Baseball Discussion On Reddit

CS 505 Data Science with Python at Boston University - Final Project

View the Project on GitHub bsowens/cs505-final-project

Baseball Discussion On Reddit

Finding a correlation between MLB team performance and online discussion by fans.

Benjamin Owens & Jennifer Tsui

Fall 2016

CS 505/591 - Mark Crovella

Introduction

Often times sports have the side effect of bonding together the fans of each team. Perhaps it is the case that a very lonely person is looking to find their niche in the form of a baseball team to be a fan of. Our data would help this person find the most loyal fanbases, so they can make some new friends and bond over their newfound passion of baseball! On the other hand, locating a very loyal fanbase may help with classifying the general sentiment of the fanbase, and why they may be seen as negative or positive. This may sound farfetched, but in actuality the study of sports fans lays at the intersections of various disciplines including psychology, sociology, physiology, philosophy, and more.123

In order to find the which fanbases are the most loyal, we must begin by scraping data from the subreddit /r/baseball for the year of 2015. We then to acquire data about all of the games for 2015 season from the Retrosheet Game Logs data set. After we finish retrieving the data, we planned to represent the data as a variety of time series. These time series would detail the number of posts about each of the select baseball teams that we choose to analyse. We choose to sample our data each Sunday of the year.

After we acquire all of the time series, we planned to compare them by finding the correlations (Pearson and Cross-correlation) to see how similar the time series are. From this, we hope to glean some understanding on why these time series look different by comparing them to the team’s track record of wins, which will also be represented as time series. After comparing these time series (Reddit post history vs. wins) based on those correlations, we can then discover some information on which teams’ fans are the most loyal.

Technique

First, we take create a bunch of time series and store that information in reddit_stats (converted from the dataset in posts_with_mentions.csv) for each team based on the number of posts per week to the subreddit /r/baseball for that specific team. For each time series, we bucketed the data according to a weekly schedule. From there, we compared Reddit score/posting frequency. We will use numpy.corrcoef and numpy.correlate and from the Numpy package to calculate the Pearson Correlation Coefficient and the Cross-Correlation, respectively. We will use this to find the most negatively correlated and the most positively correlated team performance to team discussion (on Reddit).

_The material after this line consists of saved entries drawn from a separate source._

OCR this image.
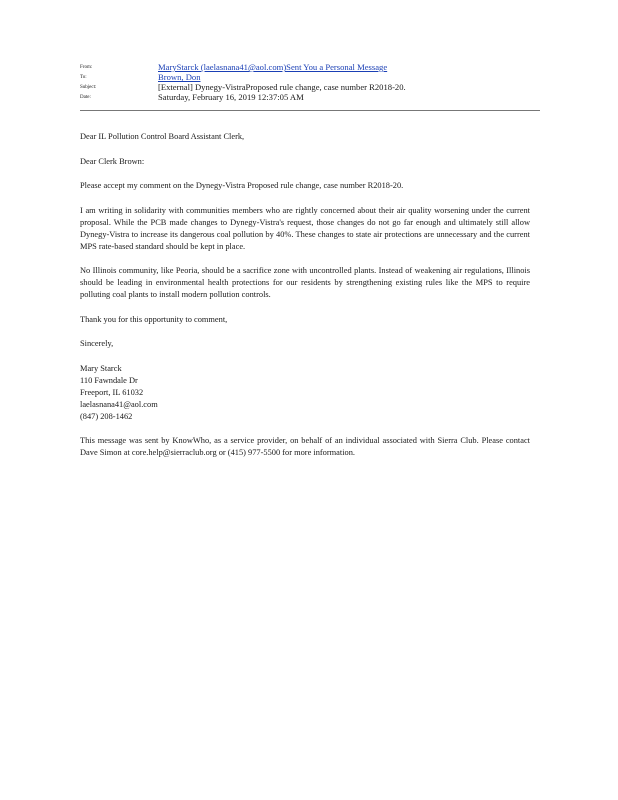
From:	MaryStarck (laelasnana41@aol.com)Sent You a Personal Message
To:	Brown, Don
Subject:	[External] Dynegy-VistraProposed rule change, case number R2018-20.
Date:	Saturday, February 16, 2019 12:37:05 AM

Dear IL Pollution Control Board Assistant Clerk,

Dear Clerk Brown:

Please accept my comment on the Dynegy-Vistra Proposed rule change, case number R2018-20.

I am writing in solidarity with communities members who are rightly concerned about their air quality worsening under the current proposal. While the PCB made changes to Dynegy-Vistra's request, those changes do not go far enough and ultimately still allow Dynegy-Vistra to increase its dangerous coal pollution by 40%. These changes to state air protections are unnecessary and the current MPS rate-based standard should be kept in place.

No Illinois community, like Peoria, should be a sacrifice zone with uncontrolled plants. Instead of weakening air regulations, Illinois should be leading in environmental health protections for our residents by strengthening existing rules like the MPS to require polluting coal plants to install modern pollution controls.

Thank you for this opportunity to comment,

Sincerely,

Mary Starck
110 Fawndale Dr
Freeport, IL 61032
laelasnana41@aol.com
(847) 208-1462

This message was sent by KnowWho, as a service provider, on behalf of an individual associated with Sierra Club. Please contact Dave Simon at core.help@sierraclub.org or (415) 977-5500 for more information.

We figured we would use compare the time series using the Cross-correlation, which is a measure of similarity between two series as a function of the displacement of one relative to the other. Cross-correlation is often used for signal processing. We tried this because it’s a common way to analyze time series, but ultimately didn’t stick with it because we did not care about displacement for our time series. We originally considered comparing the time series using similarity metrics such as Euclidean Distance or Cosine similarity, but could not come up with a reasonable way to scale the time series (team’s performance and Reddit post frequency/score) in relation to each other.

Datasets and Experiments

As described previously, one of our datasets was retrieved from /r/baseball. Specifically, we retrieved the posts from the subreddit. We will be using the Reddit API and a open-source package (PRAW, short for Python Reddit API Wrapper) to retrieve data from the subreddit on a week-by-week basis. To acquire the initial set of data, we run a script called scrape_reddit.py. This script allows the user to collect data from any time period as specified by the user. For the sake of this analysis, we retrieved the posts from the most recent full year (2015). The .csv file derived from the full execution of the script is included in our github repository under the name of data.csv. However, we filtered this down to only include posts that mentions the teams or cities that we care about. This filtered data can be found in the posts_with_mentions.csv. The attributes of that .csv file are Reddit Post Score (secret function of upvotes, downvotes), Title (of the post), and Date (format: mm/dd/yyyy).

In addition to the dataset in posts_with_mentions.csv, we take the dataset from Retrosheet 2015 game log. We were initially planning to retrieve out data from the ESPN API, but discovered that they had recently closed access to that API. So instead we used the gamelogs dataset from 2015 (which is a CSV) in order to get more information on how each team performed during the year. This dataset initially came with a lot of data we don’t really care about, such as visiting team defensive statistics (which took up 6 columns). We eventually whittled the data set down to seven columns. These seven columns were yyyymmdd (gives the year, month, and day in that form), Visiting Team, Visiting League, Home Team, Home League, Visiting Team Score, and Home Team Score.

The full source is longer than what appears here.